From Solution I, the equation of $AB$ is $y=2x-1$, $B(0,-1)$, $D(\frac{1}{2},0)$. Thus $D$ is the midpoint of $AB$.

Set $\gamma =\frac{CD}{CP}$, $t_1=\frac{CA}{CE}=1+{\lambda }_1$, $t_2=\frac{CB}{CF}=1+{\lambda }_2$. Then $t_1+t_2=3$. Since $AD$ is a median of $△ABC$, $S_{△CAB}=2S_{△CAD}=2S_{△CBD}$ where $S_{△}$ denotes the area of $△$. But $$\frac{1}{t_1{t}_2}=\frac{CE\cdot CF}{CA\cdot CB}=\frac{S_{△CEF}}{S_{△CAB}}=\frac{S_{△CEP}}{2S_{△CAD}}+\frac{S_{△CFP}}{2S_{△CED}}$$ $$=\frac{1}{2}\left(\frac{1}{t_1\gamma }+\frac{1}{t_2\gamma }\right)=\frac{t_1+t_2}{2t_1{t}_2\gamma }=\frac{3}{2t_1{t}_2\gamma },$$ so $\gamma =\frac{3}{2}$ and $P$ is the center of gravity for $△ABC$.

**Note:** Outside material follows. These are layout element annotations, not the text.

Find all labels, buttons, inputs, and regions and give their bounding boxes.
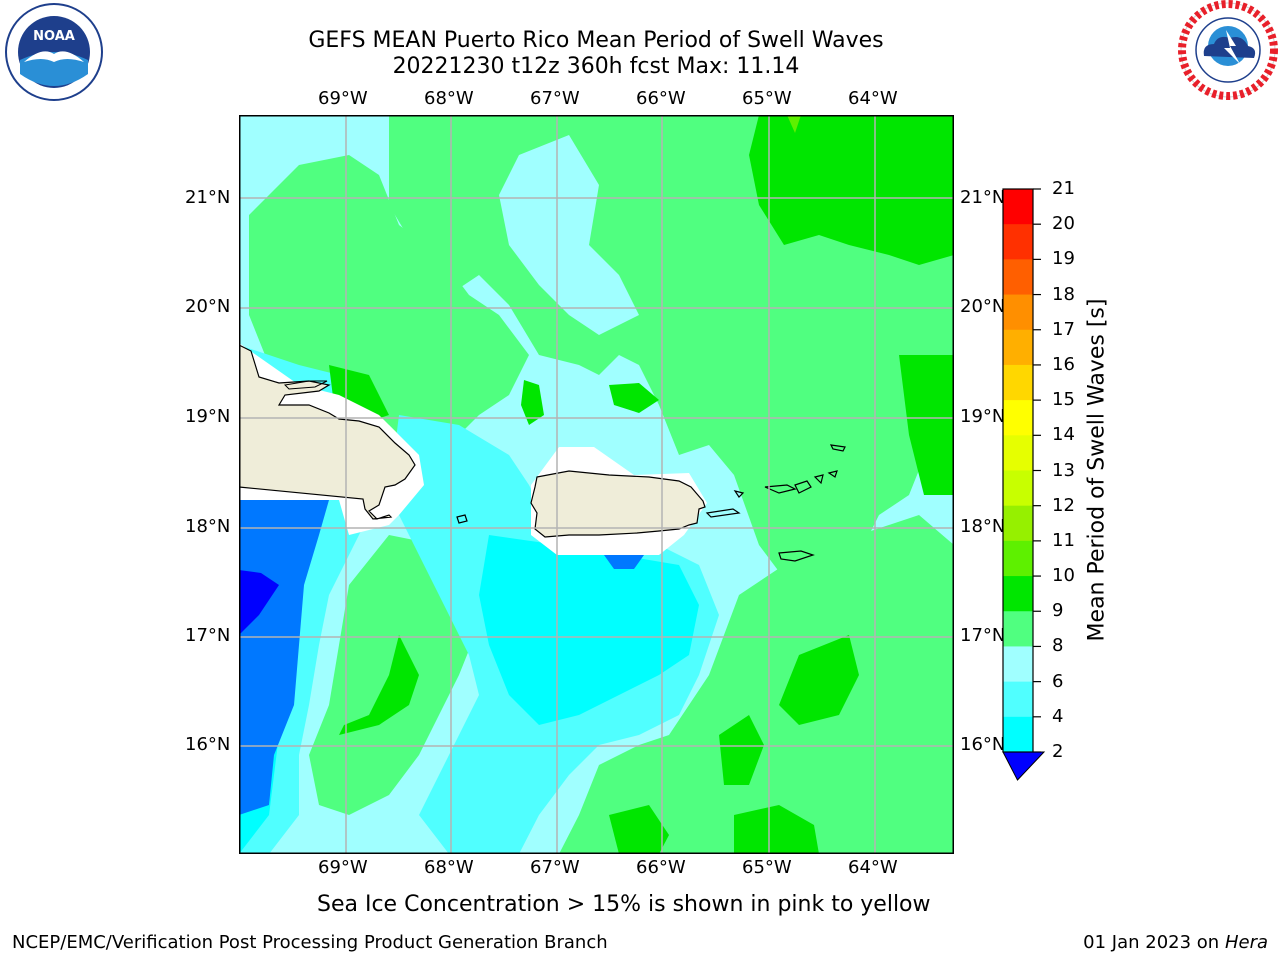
noaa-logo: NOAA bbox=[4, 2, 104, 102]
colorbar-band bbox=[1003, 294, 1033, 331]
vieques-island bbox=[705, 508, 741, 518]
lon-label-bottom-68w: 68°W bbox=[424, 857, 474, 878]
colorbar-band bbox=[1003, 505, 1033, 542]
lat-label-right-19n: 19°N bbox=[960, 406, 1006, 427]
lon-label-bottom-69w: 69°W bbox=[318, 857, 368, 878]
colorbar bbox=[1002, 188, 1046, 781]
colorbar-band bbox=[1003, 364, 1033, 401]
lat-label-right-17n: 17°N bbox=[960, 625, 1006, 646]
hispaniola-land bbox=[239, 344, 416, 520]
lon-label-bottom-67w: 67°W bbox=[530, 857, 580, 878]
colorbar-band bbox=[1003, 576, 1033, 612]
colorbar-tick-label: 9 bbox=[1052, 600, 1064, 622]
colorbar-band bbox=[1003, 716, 1033, 753]
lat-label-left-18n: 18°N bbox=[185, 516, 231, 537]
lat-label-left-17n: 17°N bbox=[185, 625, 231, 646]
colorbar-tick-label: 4 bbox=[1052, 705, 1064, 727]
lat-label-left-20n: 20°N bbox=[185, 296, 231, 317]
lon-label-bottom-65w: 65°W bbox=[742, 857, 792, 878]
colorbar-tick-label: 13 bbox=[1052, 459, 1075, 481]
date-text: 01 Jan 2023 on Hera bbox=[1083, 932, 1268, 954]
field-11-12-c bbox=[521, 380, 544, 425]
colorbar-tick-label: 15 bbox=[1052, 389, 1075, 411]
lat-label-left-21n: 21°N bbox=[185, 187, 231, 208]
sea-ice-note: Sea Ice Concentration > 15% is shown in … bbox=[317, 892, 931, 917]
field-12-13-spot bbox=[787, 115, 801, 133]
culebra-island bbox=[733, 490, 745, 498]
field-11-12-s bbox=[609, 805, 669, 854]
swell-period-map bbox=[239, 115, 954, 854]
lon-label-top-65w: 65°W bbox=[742, 88, 792, 109]
lat-label-right-18n: 18°N bbox=[960, 516, 1006, 537]
field-11-12-sc bbox=[339, 635, 419, 735]
noaa-logo-icon: NOAA bbox=[5, 3, 103, 101]
colorbar-band bbox=[1003, 435, 1033, 472]
lat-label-right-21n: 21°N bbox=[960, 187, 1006, 208]
lon-label-top-69w: 69°W bbox=[318, 88, 368, 109]
colorbar-band bbox=[1003, 259, 1033, 296]
colorbar-tick-label: 8 bbox=[1052, 635, 1064, 657]
map-grid bbox=[239, 115, 954, 854]
colorbar-tick-label: 14 bbox=[1052, 424, 1075, 446]
noaa-logo-text: NOAA bbox=[33, 29, 75, 44]
lat-label-right-16n: 16°N bbox=[960, 734, 1006, 755]
lon-label-bottom-64w: 64°W bbox=[848, 857, 898, 878]
field-4-6-pr-south bbox=[604, 555, 644, 569]
st-croix-island bbox=[778, 550, 815, 562]
colorbar-tick-label: 21 bbox=[1052, 178, 1075, 199]
lon-label-top-68w: 68°W bbox=[424, 88, 474, 109]
virgin-islands bbox=[764, 444, 846, 494]
nws-logo bbox=[1178, 0, 1278, 100]
colorbar-tick-label: 6 bbox=[1052, 670, 1064, 692]
field-11-12-c2 bbox=[609, 383, 659, 413]
plot-title: GEFS MEAN Puerto Rico Mean Period of Swe… bbox=[308, 28, 884, 53]
lat-label-left-16n: 16°N bbox=[185, 734, 231, 755]
colorbar-band bbox=[1003, 224, 1033, 260]
map-frame bbox=[239, 115, 954, 854]
colorbar-band bbox=[1003, 681, 1033, 718]
colorbar-under-triangle bbox=[1002, 751, 1046, 781]
field-10-11-south-east bbox=[559, 515, 954, 854]
lon-label-top-67w: 67°W bbox=[530, 88, 580, 109]
field-11-12-s2 bbox=[719, 715, 764, 785]
colorbar-tick-label: 17 bbox=[1052, 318, 1075, 340]
colorbar-band bbox=[1003, 400, 1033, 436]
nws-logo-icon bbox=[1178, 0, 1278, 100]
field-9-10-central-tongue bbox=[499, 135, 639, 335]
colorbar-tick-label: 19 bbox=[1052, 248, 1075, 270]
colorbar-band bbox=[1003, 646, 1033, 683]
colorbar-tick-label: 2 bbox=[1052, 741, 1064, 762]
colorbar-tick-label: 20 bbox=[1052, 213, 1075, 235]
field-6-8-center bbox=[479, 535, 699, 725]
lat-label-left-19n: 19°N bbox=[185, 406, 231, 427]
field-2-4-west bbox=[239, 570, 279, 635]
colorbar-tick-label: 12 bbox=[1052, 494, 1075, 516]
field-11-12-e bbox=[899, 355, 954, 495]
colorbar-title: Mean Period of Swell Waves [s] bbox=[1084, 298, 1110, 642]
field-11-12-sc2 bbox=[779, 635, 859, 725]
lon-label-top-64w: 64°W bbox=[848, 88, 898, 109]
colorbar-tick-label: 10 bbox=[1052, 565, 1075, 587]
field-11-12-ne bbox=[749, 115, 954, 265]
lon-label-bottom-66w: 66°W bbox=[636, 857, 686, 878]
lat-label-right-20n: 20°N bbox=[960, 296, 1006, 317]
colorbar-band bbox=[1003, 470, 1033, 507]
credit-text: NCEP/EMC/Verification Post Processing Pr… bbox=[12, 932, 608, 953]
date-value: 01 Jan 2023 on bbox=[1083, 932, 1225, 953]
colorbar-tick-label: 18 bbox=[1052, 283, 1075, 305]
colorbar-tick-label: 11 bbox=[1052, 529, 1075, 551]
hispaniola-lake bbox=[283, 380, 328, 390]
field-11-12-se bbox=[734, 805, 819, 854]
colorbar-band bbox=[1003, 189, 1033, 225]
machine-name: Hera bbox=[1224, 932, 1268, 953]
colorbar-band bbox=[1003, 611, 1033, 648]
mona-island bbox=[456, 514, 468, 524]
plot-subtitle: 20221230 t12z 360h fcst Max: 11.14 bbox=[392, 54, 800, 79]
colorbar-tick-label: 16 bbox=[1052, 353, 1075, 375]
lon-label-top-66w: 66°W bbox=[636, 88, 686, 109]
colorbar-band bbox=[1003, 540, 1033, 577]
colorbar-band bbox=[1003, 329, 1033, 366]
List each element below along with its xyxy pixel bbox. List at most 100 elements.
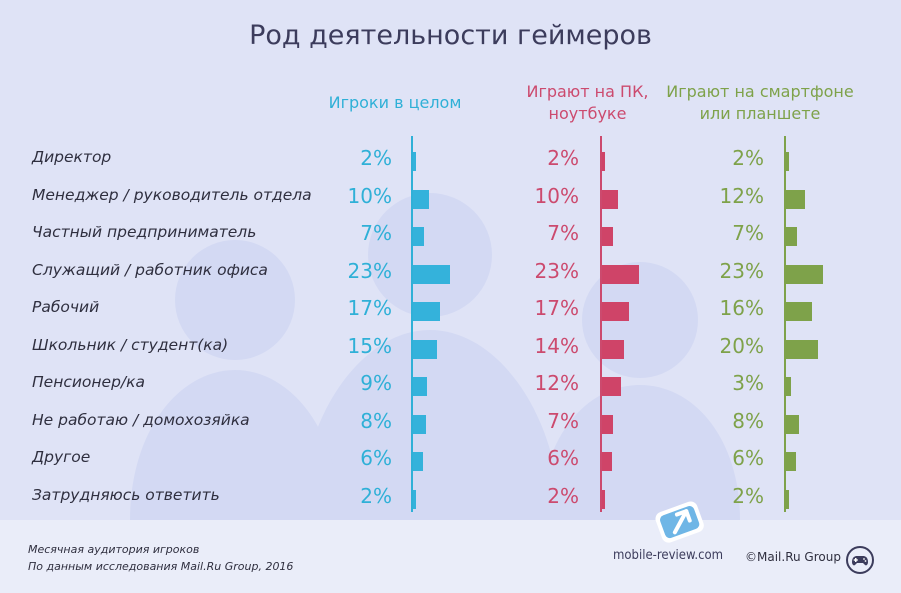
axis-pc-players [600,136,602,512]
value-label-mob: 3% [732,371,764,395]
bar-mob [786,152,790,171]
value-label-mob: 20% [719,333,764,358]
bar-pc [602,227,614,246]
legend-all-players-label: Игроки в целом [328,93,462,112]
site-credit: mobile-review.com [613,548,724,563]
value-label-pc: 14% [534,333,579,358]
legend-all-players: Игроки в целом [305,92,485,114]
chart-row: Рабочий 17% 17% 16% [0,296,901,322]
chart-row: Затрудняюсь ответить 2% 2% 2% [0,484,901,510]
bar-all [413,264,450,284]
source-line-1: Месячная аудитория игроков [28,543,200,556]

Consider $P(x,y)$ and $C(x_0,x_0^2)$. Since $C$ is different from $A$, $x_0\ne 1$. Thus the coordinates of the center of gravity $P$ are $x=\frac{0+1+x_0}{3}=\frac{1+x_0}{3}$, $x\ne \frac{2}{3}$, $y=\frac{-1+1+x_0^2}{3}=\frac{x_0^2}{3}$. Eliminating $x_0$, we get $y=\frac{1}{3}(3x-1{)}^2$. Thus the equation of the trail is $y=\frac{1}{3}(3x-1{)}^2$, $x\ne \frac{2}{3}$.